Let It Snow

Sharing Stories

April in a Seattle bus.


A chill runs down my spine when the seasonal temperature drops. I automatically search the sky for signs of ballooning clouds—a nervous response, like a doctor’s knee-jerk test; whack—kick, whack—kick. An unconscious instinct I had developed driving Metro buses twenty-seven adventurous winters. Seattle’s long, gray, rainy season would immobilize traffic during an unexpected snowfall. City hills, slopes, and inclines, turned into icy rollercoaster mountains, requiring a non-stop drive to the top, and careful steering in slow-motion descent. Now retired, frozen memories thaw while I search for a warmer sweater, cuddle under a blanket, and hold a hot cup of coffee. I stopped wishing for a white Christmas many years ago.

I’ll never forget December 18, 1990. I was driving an articulated coach—sixty feet long, bending like an accordion bellows near the middle—at times the back end swung with the enthusiasm of a catwalk model’s hips. The route was continually busy, with zones serving a variety of schools and businesses, from Ballard to the south end. Trips were crowded with little standing room, containing a blur of attitudes from smart-mouthed teenagers to slow moving senior citizens doing their best—counting change out loud, slowly dropping one-coin-at-a-time into the fare box. Some days felt like Ted Mack’s Amateur Hour, watching a variety of ad-libbed performances. I could only daydream I had a long hook to remove bad actors from the bus.

Snow began falling around two o’clock that cold afternoon when I stopped at the south end layover. Due to the overload, most of my rest-break was erased. I had enough time to rush into the women’s room, then get coffee and a snack for the north end layover in a residential neighborhood.

Snowfall began to stick on the street. My foot thumped involuntarily at the sight of flakes falling. More than once on icy roads, I had experienced the heart-pounding sensation of sliding sideways down a Seattle hill. Passengers’ screams were followed by relieved cheers as I coasted safely to stop at the bottom of a hill; a steering-feat as I released clinched fingers, watching blood return to white-knuckles regaining their natural color.

A never-let-them-see-you-sweat driver, I watched snowflakes that seemed as big as plates fall onto the road. In less than a half-hour, the bus rear end was swinging like a diver ready to jack-knife into a snowdrift. As I slid into the zone at 23rd and Jackson, I was unable to exit with madly spinning tires—the bus was going nowhere. An all-call on the radio announced the system was overloaded. The words, “Don’t call unless it is an emergency,” meant the bus would stay parked until a maintenance truck arrived to put on chains. Passengers exited, going in every direction. Within a few steps, they were blanketed in billowing snowflakes, covered in a frozen shroud of snow.

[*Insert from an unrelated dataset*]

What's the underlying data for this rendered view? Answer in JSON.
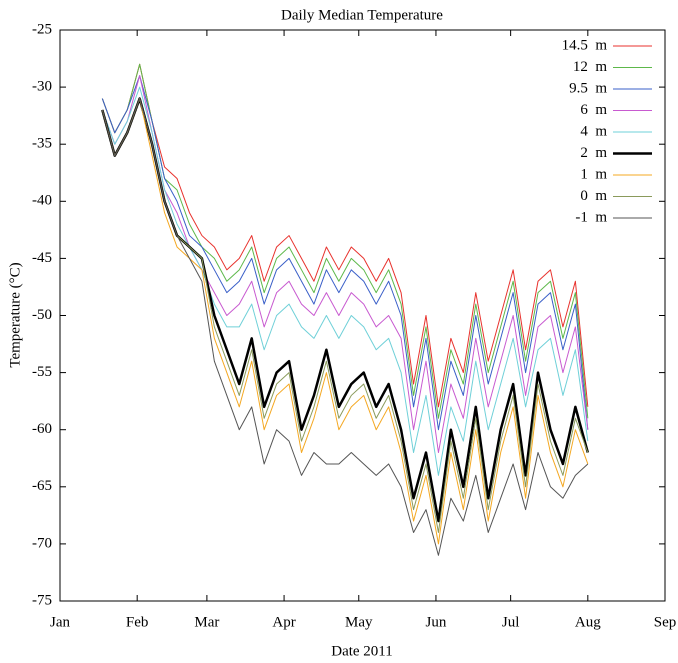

Hours alone with a newspaper, doing the crossword puzzles, drinking stale, cold coffee, and finishing a few small snacks, I watched snow blow, whirling into deep piles. Wind-blown, ice-crusted people struggled in the deepening drifts as they walked near the bus. I opened the front door, inviting everyone passing by to step aboard to warm-up. I sat in the driver’s seat, having enthusiastic conversations, including with a few people I would have been worried to pick up on a regular day. The swirling snow made us all equals, providing friendly moments of humanity as we thawed out. People seemed extra frisky from experiencing the unusual snowstorm.